Seattle-based startup Rec Room, once valued at $3.5 billion, is laying off about half of its staff in a sweeping restructuring.
Co-founders Cameron Brown and Nick Fajt announced the layoffs Monday in a blog post, calling it “one of the toughest choices in Rec Room history.”
“This is a business necessity based on the financial trajectory of the company,” the founders wrote.
The gaming company now has just over 100 employees following the cuts, Fajt confirmed to GeekWire.
The cuts follow a separate round of layoffs earlier this year that impacted 16% of Rec Room’s workforce.
In their memo, Brown and Fajt said Rec Room became stretched too thin as it tried to build a user-generated content platform across VR, PC, consoles, and mobile.
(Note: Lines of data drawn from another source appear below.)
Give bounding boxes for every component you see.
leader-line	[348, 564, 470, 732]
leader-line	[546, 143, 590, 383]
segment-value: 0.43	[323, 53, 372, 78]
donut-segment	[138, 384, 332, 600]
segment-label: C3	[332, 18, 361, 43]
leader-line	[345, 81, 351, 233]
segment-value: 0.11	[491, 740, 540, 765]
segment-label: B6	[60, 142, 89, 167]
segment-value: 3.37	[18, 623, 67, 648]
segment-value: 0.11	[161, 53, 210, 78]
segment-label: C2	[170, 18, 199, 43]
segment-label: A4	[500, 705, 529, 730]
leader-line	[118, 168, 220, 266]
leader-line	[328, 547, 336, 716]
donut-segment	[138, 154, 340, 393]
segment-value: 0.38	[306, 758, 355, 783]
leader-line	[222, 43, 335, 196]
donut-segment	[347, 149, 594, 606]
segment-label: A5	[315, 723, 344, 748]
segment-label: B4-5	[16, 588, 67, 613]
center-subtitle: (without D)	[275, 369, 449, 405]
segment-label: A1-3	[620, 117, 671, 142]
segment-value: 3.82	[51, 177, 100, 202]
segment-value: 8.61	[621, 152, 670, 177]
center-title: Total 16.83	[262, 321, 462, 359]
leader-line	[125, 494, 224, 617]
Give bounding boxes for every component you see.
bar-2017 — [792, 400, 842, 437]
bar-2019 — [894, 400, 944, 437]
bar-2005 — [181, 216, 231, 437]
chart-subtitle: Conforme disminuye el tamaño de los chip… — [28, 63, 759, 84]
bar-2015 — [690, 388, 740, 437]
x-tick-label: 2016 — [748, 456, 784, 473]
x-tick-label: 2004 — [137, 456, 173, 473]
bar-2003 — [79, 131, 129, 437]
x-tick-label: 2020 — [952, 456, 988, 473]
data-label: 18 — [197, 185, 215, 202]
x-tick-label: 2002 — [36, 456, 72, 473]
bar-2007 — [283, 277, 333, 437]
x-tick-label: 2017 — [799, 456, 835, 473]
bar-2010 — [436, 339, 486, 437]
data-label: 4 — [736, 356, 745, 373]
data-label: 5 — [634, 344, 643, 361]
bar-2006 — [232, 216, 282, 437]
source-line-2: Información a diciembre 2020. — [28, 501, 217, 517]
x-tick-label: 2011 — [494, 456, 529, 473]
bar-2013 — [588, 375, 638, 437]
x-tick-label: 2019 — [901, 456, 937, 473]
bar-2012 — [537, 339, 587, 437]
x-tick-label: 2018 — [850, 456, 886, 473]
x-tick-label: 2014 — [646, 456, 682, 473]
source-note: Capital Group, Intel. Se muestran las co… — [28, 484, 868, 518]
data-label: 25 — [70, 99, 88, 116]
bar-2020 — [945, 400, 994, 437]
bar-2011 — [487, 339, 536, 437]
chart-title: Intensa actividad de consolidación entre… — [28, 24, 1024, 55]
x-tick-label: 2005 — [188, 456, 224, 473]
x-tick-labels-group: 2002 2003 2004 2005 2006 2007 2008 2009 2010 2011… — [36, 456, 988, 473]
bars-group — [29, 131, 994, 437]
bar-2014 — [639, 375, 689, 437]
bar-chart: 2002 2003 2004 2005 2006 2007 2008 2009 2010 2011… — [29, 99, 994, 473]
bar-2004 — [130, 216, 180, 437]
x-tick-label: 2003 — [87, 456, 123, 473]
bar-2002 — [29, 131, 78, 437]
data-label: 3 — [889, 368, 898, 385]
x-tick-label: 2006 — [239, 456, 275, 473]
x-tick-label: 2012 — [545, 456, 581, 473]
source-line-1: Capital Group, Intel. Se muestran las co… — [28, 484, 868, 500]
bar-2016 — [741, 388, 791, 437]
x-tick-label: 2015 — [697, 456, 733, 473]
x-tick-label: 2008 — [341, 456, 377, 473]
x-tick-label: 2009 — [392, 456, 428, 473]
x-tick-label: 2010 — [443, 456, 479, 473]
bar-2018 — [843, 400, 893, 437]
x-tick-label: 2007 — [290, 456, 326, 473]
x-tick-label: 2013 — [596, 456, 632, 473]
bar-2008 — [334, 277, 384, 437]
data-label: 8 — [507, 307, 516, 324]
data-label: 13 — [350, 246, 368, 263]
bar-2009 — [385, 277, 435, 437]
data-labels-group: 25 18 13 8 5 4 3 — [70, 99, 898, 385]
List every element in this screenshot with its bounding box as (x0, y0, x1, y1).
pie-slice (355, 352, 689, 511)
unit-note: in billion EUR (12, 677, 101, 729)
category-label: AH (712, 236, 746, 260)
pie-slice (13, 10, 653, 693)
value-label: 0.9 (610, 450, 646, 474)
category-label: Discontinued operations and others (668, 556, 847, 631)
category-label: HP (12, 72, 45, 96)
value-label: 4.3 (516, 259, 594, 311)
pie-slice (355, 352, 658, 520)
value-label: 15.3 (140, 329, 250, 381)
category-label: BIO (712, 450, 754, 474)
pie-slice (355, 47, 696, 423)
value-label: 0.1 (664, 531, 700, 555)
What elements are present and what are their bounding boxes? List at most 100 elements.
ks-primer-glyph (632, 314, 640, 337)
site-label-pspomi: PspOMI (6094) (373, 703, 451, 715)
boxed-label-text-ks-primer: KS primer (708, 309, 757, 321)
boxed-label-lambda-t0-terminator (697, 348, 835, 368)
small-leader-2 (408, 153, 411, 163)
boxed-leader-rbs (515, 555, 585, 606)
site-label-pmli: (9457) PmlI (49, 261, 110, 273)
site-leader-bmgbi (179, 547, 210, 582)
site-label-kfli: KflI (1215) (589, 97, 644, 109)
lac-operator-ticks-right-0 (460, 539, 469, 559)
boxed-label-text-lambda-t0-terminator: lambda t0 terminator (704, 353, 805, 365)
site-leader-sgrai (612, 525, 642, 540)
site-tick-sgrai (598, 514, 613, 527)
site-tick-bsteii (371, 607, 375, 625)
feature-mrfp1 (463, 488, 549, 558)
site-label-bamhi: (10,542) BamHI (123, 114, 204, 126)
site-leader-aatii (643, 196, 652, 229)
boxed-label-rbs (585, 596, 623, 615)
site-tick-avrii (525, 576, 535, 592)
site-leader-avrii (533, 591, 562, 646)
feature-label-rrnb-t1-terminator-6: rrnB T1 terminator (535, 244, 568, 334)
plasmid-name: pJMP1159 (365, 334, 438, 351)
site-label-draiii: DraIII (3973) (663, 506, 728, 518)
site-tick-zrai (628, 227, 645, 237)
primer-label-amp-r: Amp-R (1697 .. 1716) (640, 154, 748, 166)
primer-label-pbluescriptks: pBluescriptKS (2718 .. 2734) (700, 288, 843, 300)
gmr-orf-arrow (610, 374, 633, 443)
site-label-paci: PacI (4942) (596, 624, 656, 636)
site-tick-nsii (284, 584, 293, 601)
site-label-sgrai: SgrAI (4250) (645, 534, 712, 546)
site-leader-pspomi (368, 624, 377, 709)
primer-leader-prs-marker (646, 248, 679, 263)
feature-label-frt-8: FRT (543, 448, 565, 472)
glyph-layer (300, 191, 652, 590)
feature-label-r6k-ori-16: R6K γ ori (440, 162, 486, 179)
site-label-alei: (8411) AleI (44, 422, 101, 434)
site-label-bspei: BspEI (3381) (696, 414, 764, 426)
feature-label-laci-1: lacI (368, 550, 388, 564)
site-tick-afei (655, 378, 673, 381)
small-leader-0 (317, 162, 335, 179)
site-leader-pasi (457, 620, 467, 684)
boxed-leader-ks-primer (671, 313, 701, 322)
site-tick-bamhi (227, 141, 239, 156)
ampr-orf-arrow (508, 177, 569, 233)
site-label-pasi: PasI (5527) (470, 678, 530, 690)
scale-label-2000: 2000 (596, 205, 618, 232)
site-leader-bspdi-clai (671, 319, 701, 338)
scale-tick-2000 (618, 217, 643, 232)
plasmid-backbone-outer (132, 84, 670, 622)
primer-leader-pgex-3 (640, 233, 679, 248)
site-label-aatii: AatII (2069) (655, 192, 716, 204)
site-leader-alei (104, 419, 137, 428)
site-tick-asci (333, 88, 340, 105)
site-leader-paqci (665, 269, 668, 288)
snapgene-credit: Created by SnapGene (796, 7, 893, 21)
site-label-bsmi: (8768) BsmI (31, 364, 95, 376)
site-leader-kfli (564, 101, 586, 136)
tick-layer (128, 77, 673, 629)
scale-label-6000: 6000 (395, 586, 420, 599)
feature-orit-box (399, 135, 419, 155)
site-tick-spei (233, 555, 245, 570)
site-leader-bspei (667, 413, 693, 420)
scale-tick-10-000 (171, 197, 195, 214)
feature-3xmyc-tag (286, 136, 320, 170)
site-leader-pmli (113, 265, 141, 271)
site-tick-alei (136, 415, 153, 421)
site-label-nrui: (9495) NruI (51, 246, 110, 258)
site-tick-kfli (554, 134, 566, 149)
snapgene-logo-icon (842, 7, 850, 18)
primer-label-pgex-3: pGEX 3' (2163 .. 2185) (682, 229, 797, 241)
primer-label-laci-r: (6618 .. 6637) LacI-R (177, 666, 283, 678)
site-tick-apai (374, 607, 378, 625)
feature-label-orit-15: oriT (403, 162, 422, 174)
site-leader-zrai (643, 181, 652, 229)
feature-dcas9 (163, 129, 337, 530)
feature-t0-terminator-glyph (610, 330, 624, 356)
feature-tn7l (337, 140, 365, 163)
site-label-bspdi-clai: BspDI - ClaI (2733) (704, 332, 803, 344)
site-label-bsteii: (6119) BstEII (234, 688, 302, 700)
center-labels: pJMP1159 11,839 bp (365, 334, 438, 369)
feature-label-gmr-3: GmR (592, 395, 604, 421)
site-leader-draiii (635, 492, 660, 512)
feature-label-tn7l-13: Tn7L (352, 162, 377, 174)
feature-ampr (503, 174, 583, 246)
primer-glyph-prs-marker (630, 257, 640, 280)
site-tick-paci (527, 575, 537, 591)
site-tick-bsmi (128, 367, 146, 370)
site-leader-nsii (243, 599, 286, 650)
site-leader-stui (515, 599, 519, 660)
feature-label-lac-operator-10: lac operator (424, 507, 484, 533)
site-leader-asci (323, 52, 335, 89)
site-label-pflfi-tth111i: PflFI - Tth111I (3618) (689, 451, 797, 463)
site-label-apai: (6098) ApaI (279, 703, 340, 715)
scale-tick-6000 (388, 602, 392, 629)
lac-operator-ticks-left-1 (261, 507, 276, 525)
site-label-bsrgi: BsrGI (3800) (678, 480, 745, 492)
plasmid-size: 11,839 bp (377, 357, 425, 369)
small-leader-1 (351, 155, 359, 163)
While the company saw its most engaged creations come from PC and VR players, its efforts to expand to mobile and consoles never produced strong results. Millions of lower-quality creations also added heavy moderation and infrastructure burdens, while some attempts to simplify building frustrated the most impactful creators.
“So we ended up in a tough spot,” they said. “Too small to realize the ‘anyone can build anywhere’ vision, but too big to pivot to a more focused experience that was more reactive to what our players wanted and would pay for. The result was that we started to dig a financial hole that was getting larger every day.”
Rec Room will now shift focus to its strongest areas: supporting top PC and VR creators, improving its flagship in-house “Rec Room Originals” such as Paintball, and curating monthly events designed to re-engage players.
“The closest analogy is Sega stepping out of hardware to focus on games,” the founders wrote. “A large, painful, but necessary change.”
Founded in 2016, Rec Room became one of a handful of “unicorns” in Seattle’s startup scene when it raised $145 million at a $3.5 billion valuation in December 2021.
The company’s self-named app, which allows players to make and share games, virtual goods, and other experiences with one another, hit new heights during the pandemic in 2020.
Investors include Madrona, Sequoia Capital, Index Ventures, and others.
The company said it is providing affected workers three months of severance pay and six months of health benefits, as well as the option to keep laptops/desktops.